Quantum theory for the dynamic microstructure in correlated two-component systems far from equilibrium -- Application to x-ray scattering

TL;DR

This paper develops a quantum theoretical framework to analyze the dynamic microstructure of non-equilibrium, correlated two-component systems like plasmas, providing new tools for interpreting x-ray scattering data in such states.

Contribution

It introduces a quantum theory for non-equilibrium structure factors, including effective local field corrections and a generalized decomposition for x-ray scattering analysis.

Findings

Derived expressions for local field corrections in non-equilibrium

Calculated polarization functions using perturbation expansion

Applied theory to model non-equilibrium distributions during laser heating

Abstract

We present a quantum theory for the dynamic structure factors in non-equilibrium, correlated, two-component systems such as plasmas or warm dense matter.
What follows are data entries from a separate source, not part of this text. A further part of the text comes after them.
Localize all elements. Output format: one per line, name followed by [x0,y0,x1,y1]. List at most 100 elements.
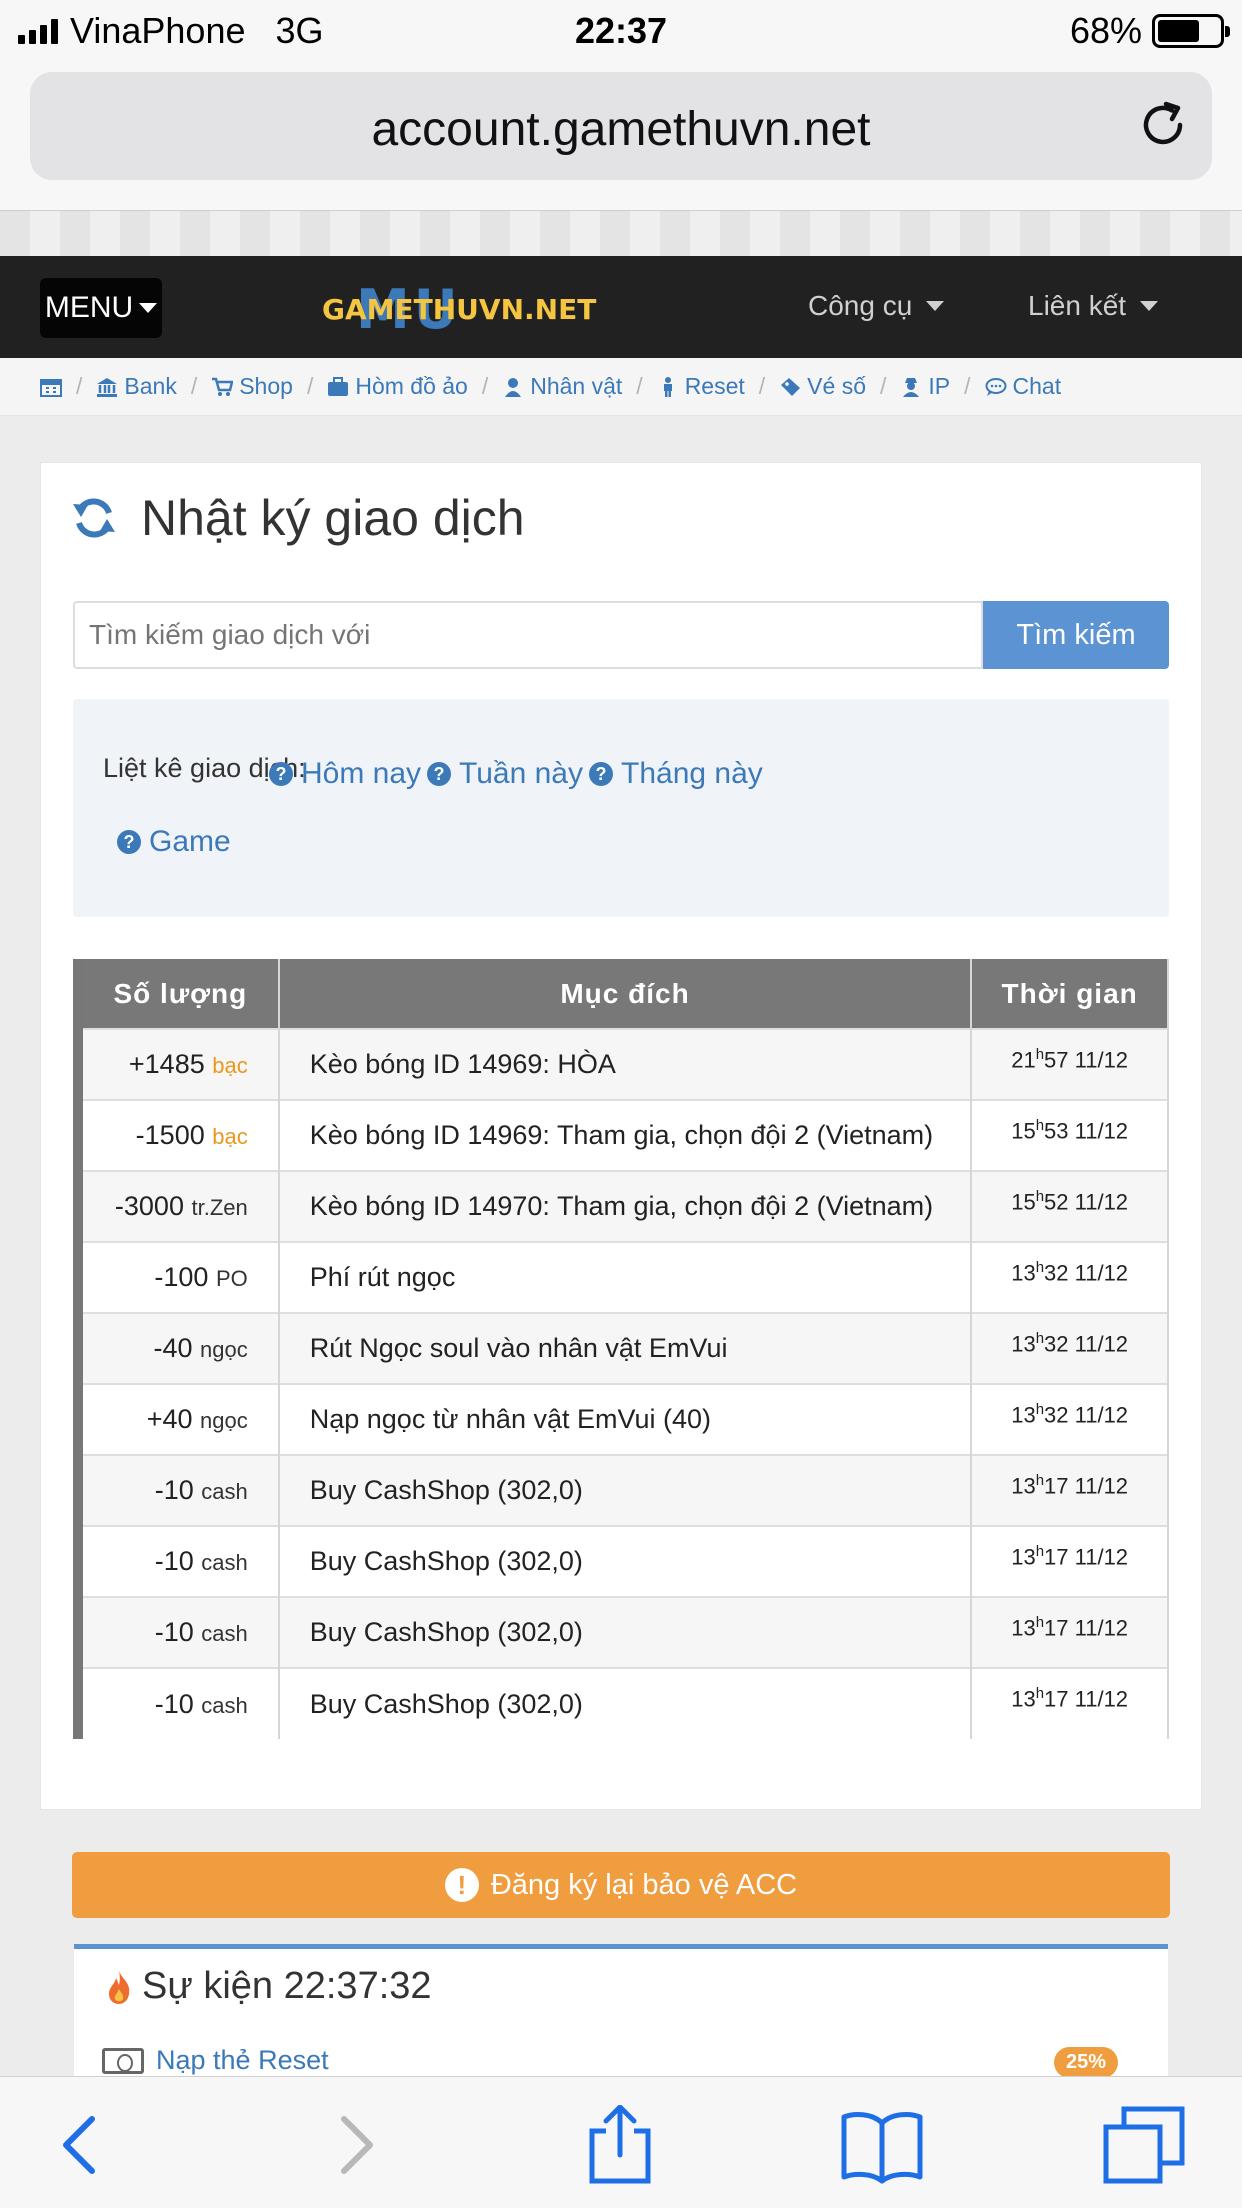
cell-amount: -10 cash [78,1454,280,1526]
filter-game-link[interactable]: ? Game [117,825,231,859]
reload-icon[interactable] [1136,98,1190,152]
crumb-chat[interactable]: Chat [985,373,1062,400]
time-hour-marker: h [1035,1117,1045,1134]
time-rest: 32 11/12 [1044,1402,1129,1428]
cell-amount: -10 cash [78,1667,280,1739]
crumb-shop[interactable]: Shop [211,373,293,400]
cell-amount: -3000 tr.Zen [78,1170,280,1242]
caret-down-icon [139,303,158,313]
bookmarks-icon[interactable] [840,2105,924,2185]
crumb-label: IP [928,373,951,399]
amount-value: -10 [154,1688,194,1719]
status-bar: VinaPhone 3G 22:37 68% [0,0,1242,62]
cell-time: 13h32 11/12 [971,1383,1169,1455]
time-rest: 17 11/12 [1044,1473,1129,1499]
crumb-virtual-chest[interactable]: Hòm đồ ảo [327,373,468,400]
crumb-label: Bank [124,373,177,399]
tools-dropdown[interactable]: Công cụ [808,290,945,322]
menu-button[interactable]: MENU [40,278,162,338]
crumb-reset[interactable]: Reset [657,373,745,400]
search-input[interactable] [73,601,983,669]
battery-icon [1152,14,1230,48]
filter-this-week-link[interactable]: ? Tuần này [427,757,583,791]
cell-purpose: Buy CashShop (302,0) [278,1525,973,1597]
tools-label: Công cụ [808,290,913,321]
address-bar[interactable]: account.gamethuvn.net [30,72,1212,180]
filter-today-link[interactable]: ? Hôm nay [269,757,421,791]
cell-time: 13h17 11/12 [971,1667,1169,1739]
site-logo[interactable]: MU GAMETHUVN.NET [322,282,596,338]
caret-down-icon [1140,301,1159,311]
table-row: +40 ngọc Nạp ngọc từ nhân vật EmVui (40) 1… [78,1383,1169,1455]
crumb-label: Shop [239,373,293,399]
amount-unit: cash [201,1550,248,1575]
question-circle-icon: ? [269,762,293,786]
crumb-lottery[interactable]: Vé số [779,373,866,400]
amount-unit: cash [201,1479,248,1504]
crumb-label: Vé số [807,373,866,399]
browser-address-area: account.gamethuvn.net [0,62,1242,210]
crumb-ip[interactable]: IP [900,373,950,400]
crumb-bank[interactable]: Bank [96,373,177,400]
cell-amount: +1485 bạc [78,1028,280,1100]
amount-value: +40 [146,1404,193,1434]
amount-unit: PO [215,1266,248,1291]
event-title: Sự kiện 22:37:32 [142,1965,432,2007]
cell-amount: -1500 bạc [78,1099,280,1171]
amount-unit: ngọc [200,1337,248,1362]
exclamation-circle-icon: ! [444,1868,479,1902]
cell-purpose: Buy CashShop (302,0) [278,1596,973,1668]
clock: 22:37 [574,10,668,51]
share-icon[interactable] [578,2105,662,2185]
cell-time: 13h32 11/12 [971,1312,1169,1384]
table-row: -10 cash Buy CashShop (302,0) 13h17 11/12 [78,1525,1169,1597]
fire-icon [109,1970,130,2004]
cell-purpose: Kèo bóng ID 14970: Tham gia, chọn đội 2 … [278,1170,973,1242]
cell-purpose: Kèo bóng ID 14969: Tham gia, chọn đội 2 … [278,1099,973,1171]
filter-box: Liệt kê giao dịch: ? Hôm nay ? Tuần này … [73,699,1169,917]
browser-toolbar [0,2076,1242,2208]
column-header-purpose: Mục đích [278,959,973,1029]
transaction-log-panel: Nhật ký giao dịch Tìm kiếm Liệt kê giao … [40,462,1202,1810]
bank-icon [97,377,118,397]
cell-time: 13h17 11/12 [971,1525,1169,1597]
briefcase-icon [328,376,349,396]
user-icon [505,377,522,397]
time-hour: 13 [1011,1402,1036,1428]
cell-amount: +40 ngọc [78,1383,280,1455]
time-hour: 15 [1011,1189,1036,1215]
amount-unit: cash [201,1621,248,1646]
url-text[interactable]: account.gamethuvn.net [30,102,1212,157]
links-label: Liên kết [1028,290,1127,321]
alert-label: Đăng ký lại bảo vệ ACC [490,1868,798,1901]
caret-down-icon [926,301,945,311]
filter-this-month-link[interactable]: ? Tháng này [589,757,763,791]
time-rest: 32 11/12 [1044,1260,1129,1286]
search-button[interactable]: Tìm kiếm [983,601,1169,669]
amount-value: -100 [154,1262,209,1292]
question-circle-icon: ? [427,762,451,786]
time-hour: 13 [1011,1615,1036,1641]
table-header-row: Số lượng Mục đích Thời gian [78,959,1169,1029]
crumb-character[interactable]: Nhân vật [502,373,622,400]
time-rest: 57 11/12 [1044,1047,1129,1073]
cell-amount: -100 PO [78,1241,280,1313]
cell-purpose: Nạp ngọc từ nhân vật EmVui (40) [278,1383,973,1455]
re-register-protection-button[interactable]: ! Đăng ký lại bảo vệ ACC [72,1852,1170,1918]
crumb-calendar[interactable] [40,377,62,397]
crumb-label: Chat [1012,373,1062,399]
cell-amount: -10 cash [78,1596,280,1668]
event-item-topup-reset[interactable]: Nạp thẻ Reset [102,2045,329,2076]
back-icon[interactable] [40,2105,124,2185]
refresh-icon[interactable] [71,495,117,541]
time-rest: 17 11/12 [1044,1686,1129,1712]
cell-amount: -40 ngọc [78,1312,280,1384]
table-row: -100 PO Phí rút ngọc 13h32 11/12 [78,1241,1169,1313]
filter-option-label: Hôm nay [301,757,422,790]
question-circle-icon: ? [117,830,141,854]
forward-icon[interactable] [312,2105,396,2185]
time-hour: 13 [1011,1473,1036,1499]
links-dropdown[interactable]: Liên kết [1028,290,1159,322]
time-hour: 15 [1011,1118,1036,1144]
tabs-icon[interactable] [1102,2105,1186,2185]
Using this general framework, we derive expressions for effective local field corrections to the random phase approximation. The polarization function, which is needed as the input for the calculation of the structure factors, is calculated in non-equilibrium based on a perturbation expansion in the interaction strength. To make our theory applicable for x-ray scattering, a generalized Chihara decomposition for the total electron structure factor in non-equilibrium is derived. Examples are given for the special case of equilibrium and for a model bump-on-hot-tail distribution, as often encountered during laser heating of materials.